Discussion: These observations support the hypothesis that hypofibrinolysis is a common feature of IMHA in dogs. Increased plasma active PAI-1 concentrations and TAFI activities might contribute to the observed hypofibrinolysis. The combined hypercoagulability and hypofibrinolysis observed supports recent recommendations to provide thromboprophylaxis to all dogs with IMHA. These findings also suggest that NETosis might contribute to the common prothrombotic imbalance of IMHA in dogs.

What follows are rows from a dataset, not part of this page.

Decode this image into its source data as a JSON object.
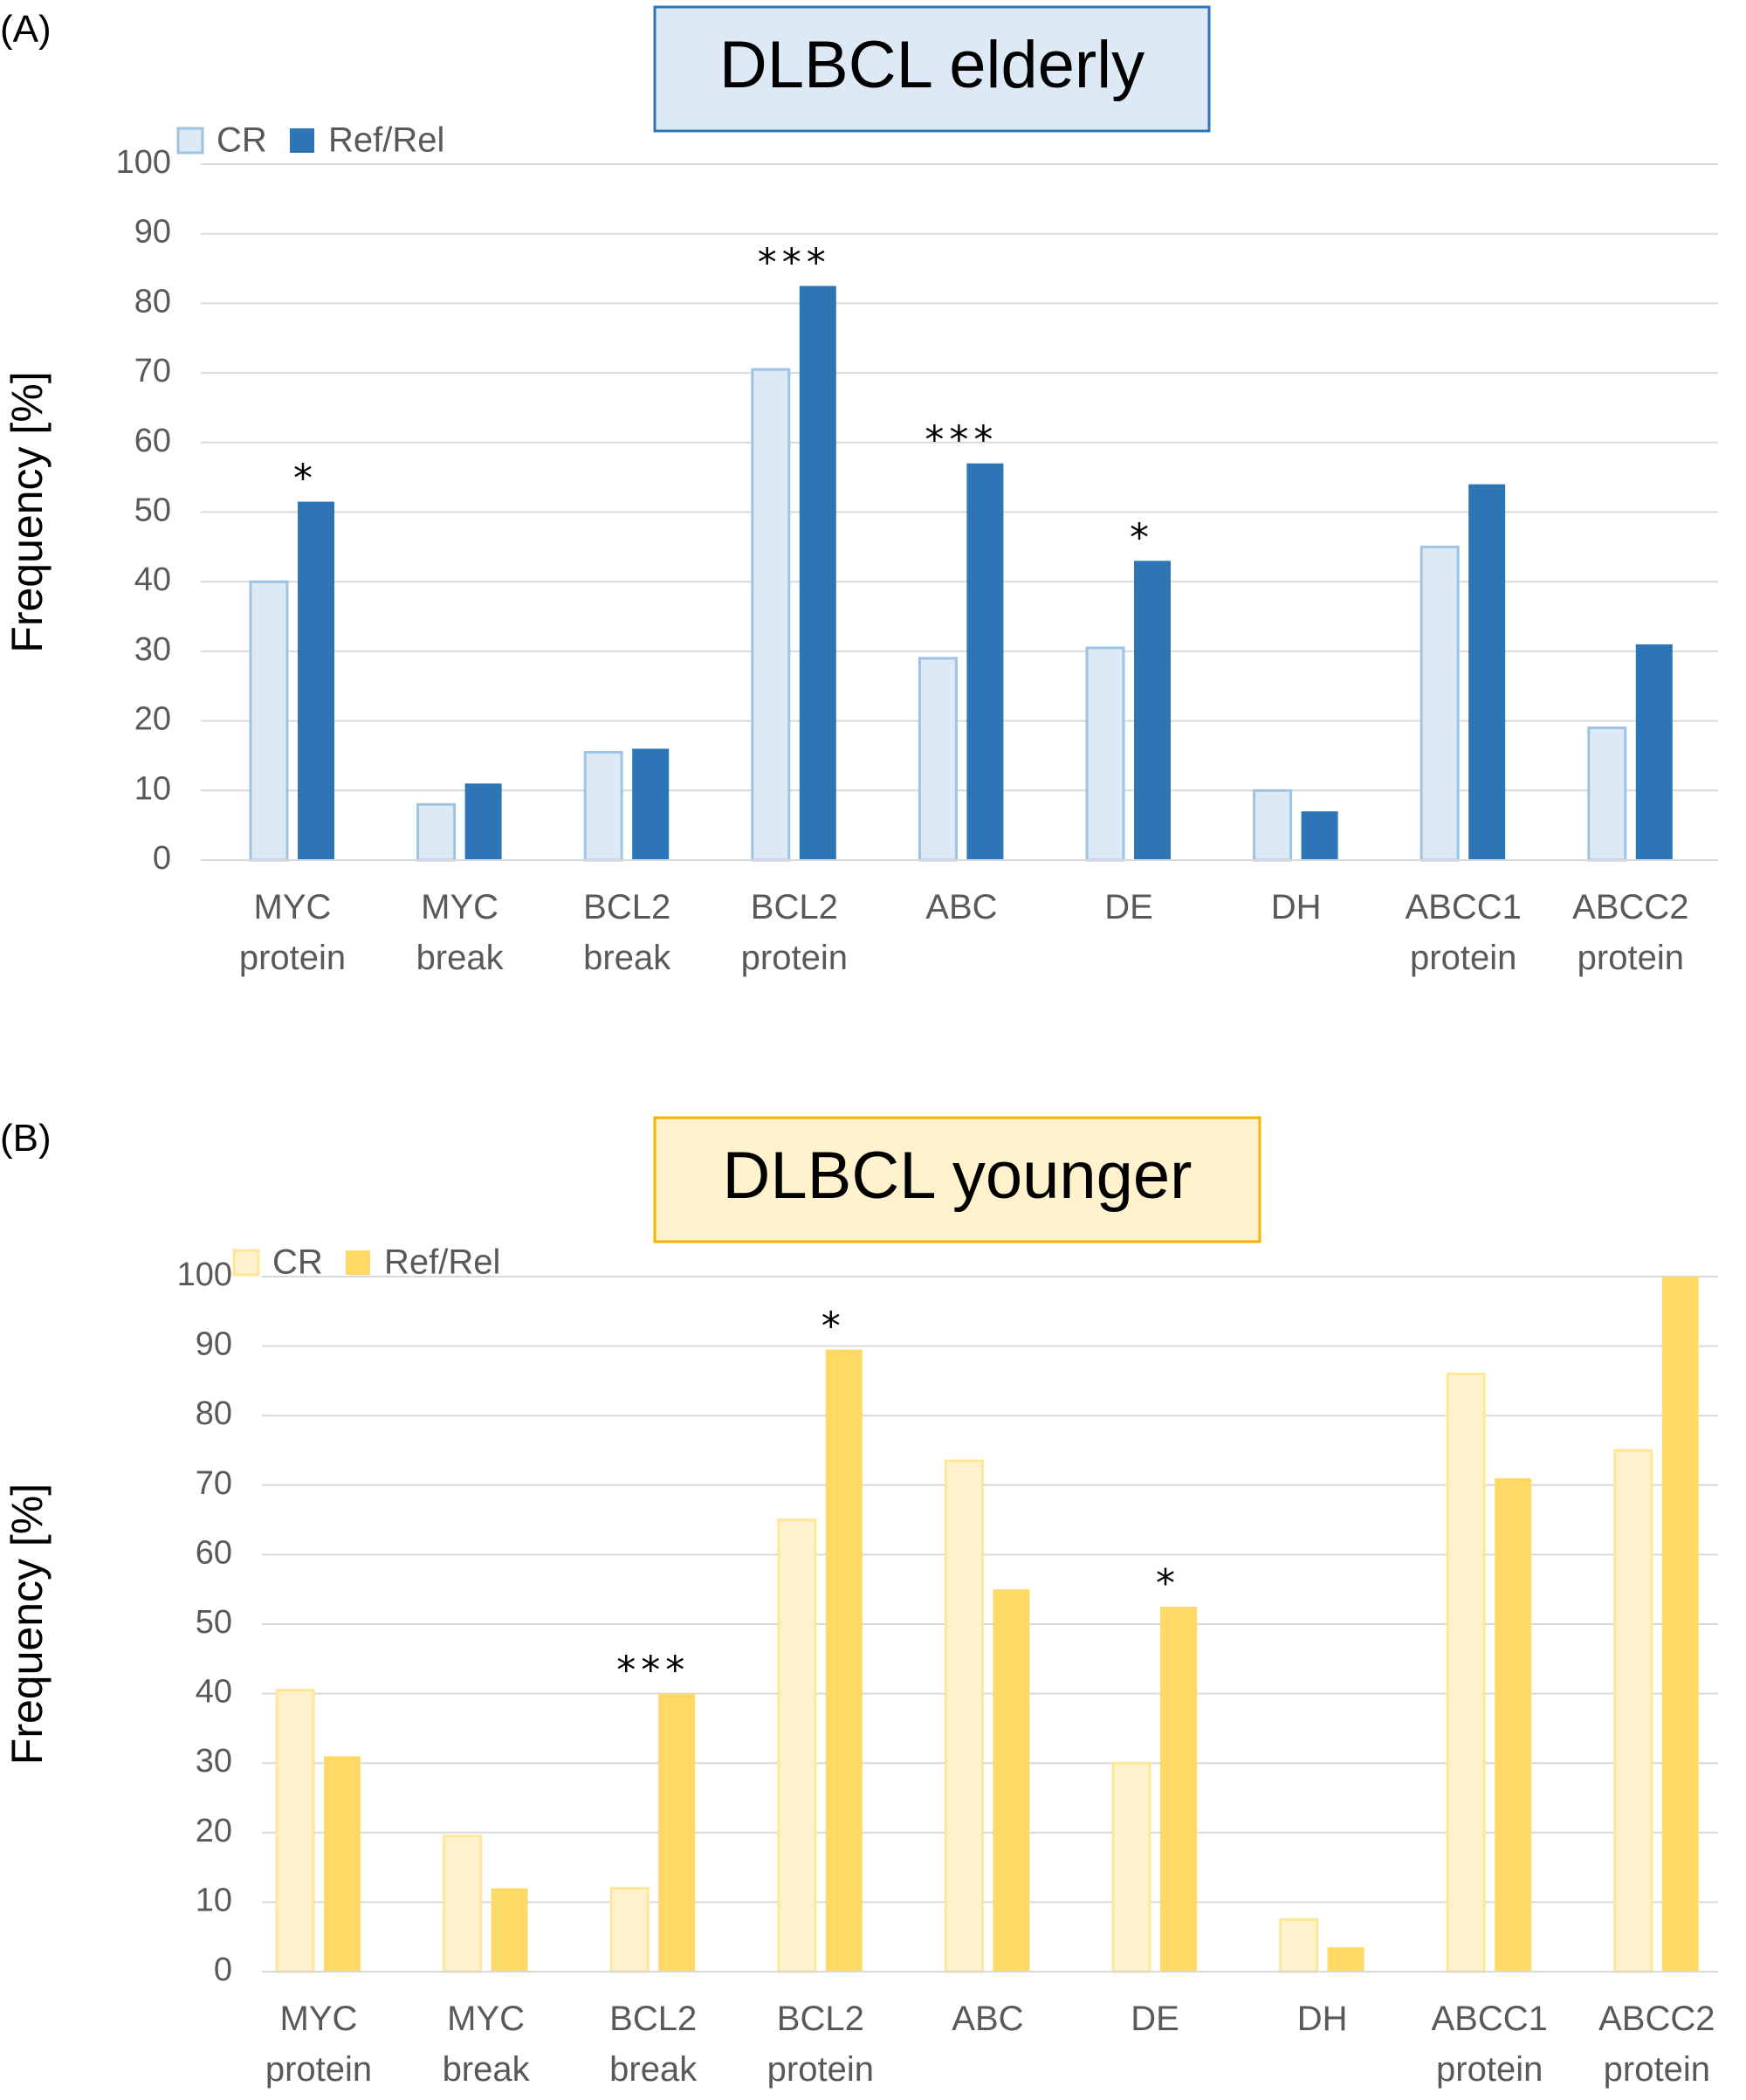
{
  "chart_data": [
    {
      "type": "bar",
      "panel_label": "(A)",
      "title": "DLBCL elderly",
      "ylabel": "Frequency [%]",
      "ylim": [
        0,
        100
      ],
      "yticks": [
        "0",
        "10",
        "20",
        "30",
        "40",
        "50",
        "60",
        "70",
        "80",
        "90",
        "100"
      ],
      "categories": [
        [
          "MYC",
          "protein"
        ],
        [
          "MYC",
          "break"
        ],
        [
          "BCL2",
          "break"
        ],
        [
          "BCL2",
          "protein"
        ],
        [
          "ABC"
        ],
        [
          "DE"
        ],
        [
          "DH"
        ],
        [
          "ABCC1",
          "protein"
        ],
        [
          "ABCC2",
          "protein"
        ]
      ],
      "series": [
        {
          "name": "CR",
          "values": [
            40,
            8,
            15.5,
            70.5,
            29,
            30.5,
            10,
            45,
            19
          ]
        },
        {
          "name": "Ref/Rel",
          "values": [
            51.5,
            11,
            16,
            82.5,
            57,
            43,
            7,
            54,
            31
          ]
        }
      ],
      "annotations": [
        "*",
        "",
        "",
        "***",
        "***",
        "*",
        "",
        "",
        ""
      ],
      "colors": {
        "cr_fill": "#ddeaf6",
        "cr_stroke": "#9dc3e6",
        "rr_fill": "#2e75b6",
        "title_bg": "#ddeaf6",
        "title_border": "#2e75b6"
      },
      "legend_position": "top-left",
      "grid": true
    },
    {
      "type": "bar",
      "panel_label": "(B)",
      "title": "DLBCL younger",
      "ylabel": "Frequency [%]",
      "ylim": [
        0,
        100
      ],
      "yticks": [
        "0",
        "10",
        "20",
        "30",
        "40",
        "50",
        "60",
        "70",
        "80",
        "90",
        "100"
      ],
      "categories": [
        [
          "MYC",
          "protein"
        ],
        [
          "MYC",
          "break"
        ],
        [
          "BCL2",
          "break"
        ],
        [
          "BCL2",
          "protein"
        ],
        [
          "ABC"
        ],
        [
          "DE"
        ],
        [
          "DH"
        ],
        [
          "ABCC1",
          "protein"
        ],
        [
          "ABCC2",
          "protein"
        ]
      ],
      "series": [
        {
          "name": "CR",
          "values": [
            40.5,
            19.5,
            12,
            65,
            73.5,
            30,
            7.5,
            86,
            75
          ]
        },
        {
          "name": "Ref/Rel",
          "values": [
            31,
            12,
            40,
            89.5,
            55,
            52.5,
            3.5,
            71,
            100
          ]
        }
      ],
      "annotations": [
        "",
        "",
        "***",
        "*",
        "",
        "*",
        "",
        "",
        ""
      ],
      "colors": {
        "cr_fill": "#fff2cc",
        "cr_stroke": "#ffe699",
        "rr_fill": "#ffd966",
        "title_bg": "#fff2cc",
        "title_border": "#f4b400"
      },
      "legend_position": "top-left",
      "grid": true
    }
  ]
}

Keywords: cell-free DNA; immunothrombosis; neutrophil extracellular traps; nucleosomes; plasminogen activator inhibitor-1; thrombin-activatable fibrinolysis inhibitor.

Figure 1

Kaolin and tissue factor activated thromboelastography assays with and without additional tissue plasminogen activator indicate that dogs with sepsis are hypofibrinolytic and display fibrinolysis resistance. (A,B) Kaolin LY30 +/− tPA. (C,D) Kaolin LY60 +/− tPA. (E,F) TF 1:3,600 LY30 +/− tPA. (G,H) TF 1:3,600 LY60 +/− tPA. Comparisons were performed using Wilcoxon signed rank tests. (A,C,E,G) Central horizontal line represents the median, the boxes represent the interquartile range, and the whiskers represent the minimum and maximum values. (B,D,F,H) Paired values are connected by lines to indicate the direction of change in the lysis values without and with additional tPA as indicated.

Figure 2

Kaolin and tissue factor (TF) activated thromboelastography assays with and without additional tissue plasminogen activator (tPA) indicate that dogs with sepsis are hypofibrinolytic and display fibrinolysis resistance. Note, healthy control data for the kaolin assay are derived from Spodsberg et al. (22), and healthy control data for the TF assay are derived from Fletcher et al. (49). All panels compare values in healthy controls with those in dogs with IMHA. (A) Kaolin LY30. (B) Kaolin LY60. (C) TF 1:3,600 LY30. (D) TF 1:3,600. For all panels, symbols represent the mean value, whiskers represent the standard deviation. Comparisons were performed using unpaired t-tests with Welch’s correction.

Figure 3

Representative thromboelastography (TEG) tracings of a dog with expected tPA-induced fibrinolysis. (A) Tissue factor-activated TEG tracings from a dog with IMHA where hypofibrinolysis was not apparent. The black line is the tracing with only the activator, while the green line is the tracing with both the activator and the addition of tPA. In these tracings, the addition of tPA caused clot lysis to occur relative to the paired tracing without the addition of tPA. Although the degree of fibrinolysis is diminished compared to healthy dogs, these tracings indicate that this dog did not have fibrinolytic shutdown. (B,C) Kaolin activated and tissue factor activated TEG tracings from dogs with IMHA displaying fibrinolysis resistance (also termed fibrinolytic shutdown). The black lines are the tracings with only the activator, while the green lines are the tracings with both the activator and the addition of tPA. In dogs with hypofibrinolysis (also termed fibrinolysis resistance or fibrinolytic shutdown) the addition of tPA does not cause clot lysis to occur.

Figure 4

Box and whisker plots of (A) plasma concentrations of active plasminogen activator inhibitor-1 (PAI-1) and (B) plasma activity of thrombin-activatable fibrinolysis inhibitor (TAFI). Dogs with IMHA had significantly higher PAI-1 concentrations and TAFI activities than healthy controls. Comparisons were performed using the Mann–Whitney U test. The central horizontal line represents the median, the boxes represent the interquartile range, and the whiskers represent the minimum and maximum values.

Figure 5

Scatterplots depicting the correlations between select coagulation variables in dogs with IMHA. (A) Plasma concentration of active plasminogen activator inhibitor-1 (PAI-1) against plasma activity of thrombin-activatable fibrinolysis inhibitor (TAFI). (B) Plasma concentration of active plasminogen activator inhibitor-1 (PAI-1) against plasma D-dimer concentration. (C) Plasma activity of thrombin-activatable fibrinolysis inhibitor (TAFI) against activated partial thromboplastin time (aPTT). (D) Plasma activity of thrombin-activatable fibrinolysis inhibitor (TAFI) against plasma D-dimer concentration. On each panel, the Spearman’s rank correlation coefficient (r_s) and associated p-value are displayed.